Kreuz im Licht
Kreuz im Licht

02.04.2021 - 07:10

WunderBar Es gibt Leid, das kann man nicht abwerfen. Nur tragen.

„Heute weiß ich, dass es Leid gibt, das man nicht abwerfen kann, sondern tragen muss“,

Lese ich in einem Interview der ZEIT mit Pater Klaus Mertes. Nach Ostern bekommt der Jesuit das Bundesverdienstkreuz für seinen Mut und seine Verdienste im Skandal um sexualisierte Gewalt in der Kirche verliehen.

Seit Klaus Mertes im Januar 2010 ehemalige Schüler und Schülerinnen aufrief, sich zu melden, wenn Ihnen im Canisius Kolleg sexualisierte Gewalt angetan wurde, ist jahrelang fast nichts passiert. Schon gar nichts, was Konsequenzen für die Täter gehabt hätte.

Erst nach einem Jahrzehnt hat sich das langsam geändert.

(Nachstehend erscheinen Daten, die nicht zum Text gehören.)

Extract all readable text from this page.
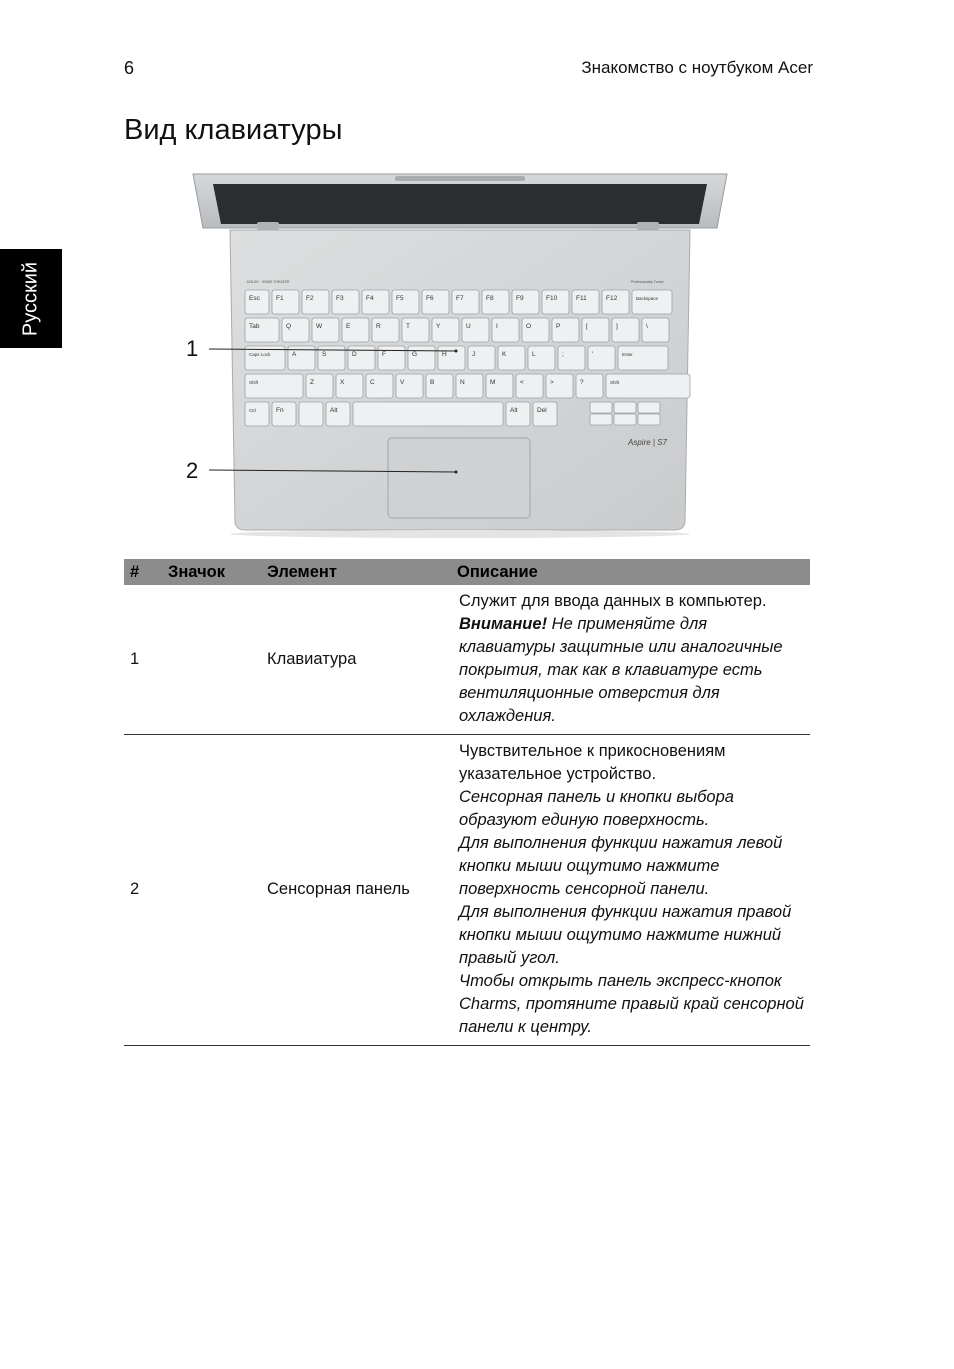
6	Знакомство с ноутбуком Acer
Русский
Вид клавиатуры
DOLBY · HOME THEATER	Professionally Tuned
Esc F1	F2	F3	F4	F5	F6	F7	F8	F9	F10	F11	F12	Backspace
Tab	Q	W	E	R	T	Y	U	I	O	P	[	]	\
Caps Lock	A	S	D	F	G	H	J	K	L	;	'	Enter
Shift	Z	X	C	V	B	N	M	<	>	?	Shift
Ctrl	Fn	Alt	Alt	Del
Aspire | S7
1
2
#	Значок	Элемент	Описание
1		Клавиатура	Служит для ввода данных в компьютер.

Внимание! Не применяйте для клавиатуры защитные или аналогичные покрытия, так как в клавиатуре есть вентиляционные отверстия для охлаждения.

2		Сенсорная панель	Чувствительное к прикосновениям указательное устройство.

Сенсорная панель и кнопки выбора образуют единую поверхность.

Для выполнения функции нажатия левой кнопки мыши ощутимо нажмите поверхность сенсорной панели.

Для выполнения функции нажатия правой кнопки мыши ощутимо нажмите нижний правый угол.

Чтобы открыть панель экспресс-кнопок Charms, протяните правый край сенсорной панели к центру.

Und wie wir alle wissen, war es in den letzten Wochen und Monaten kaum möglich, dem Thema in den Medien auszuweichen.

Für Klaus Mertes aber war alles, all die Jahre präsent: Das Leid der Menschen, die sexualisierte Gewalt erlitten hatten. Der Umgang der Täter mit ihrer Schuld oder wenigstens mit ihrer Verantwortung. Und last not least, der Umgang seiner Kirche mit ihm selber.

Kein Wunder, dass Klaus Mertes die Erfahrung gemacht hat, dass man manches Leid nicht abwerfen, sondern nur tragen kann.

Warum ich von das hier erzähle? Weil es Klaus Mertes trotz allem gelungen ist, ein glücklicher Mensch zu bleiben. Befragt, was geholfen hat, erzählt er:

„Wenn ich versuche, das Kreuz abzuwerfen, lande ich in der Verzweiflung. Und du kannst das Leid nicht allein tragen – die schrecklichen Geschichten, die du gehört hast, die Anfeindungen und Niederlagen. Freunde sind auch nicht durch professionelle Helfer ersetzbar. Du brauchst Begleiter für ein ganzes Leben.“

Freundinnen und Freunde fürs Leben also. Ganz und gar wunderbar finde ich, dass Klaus Mertes sagen kann: Solche Freunde gebe es. Ihre Treue nenne man dann wohl Liebe.

Welches Kreuz auch immer Sie aktuell mit Corona tragen oder eines, dass Sie schon Ihr ganzes Leben tragen müssen und nicht abwerfen können. Ich wünsche Ihnen Freundinnen und Freunde, die so treu sind, dass ihre Treue Liebe genannt werden kann.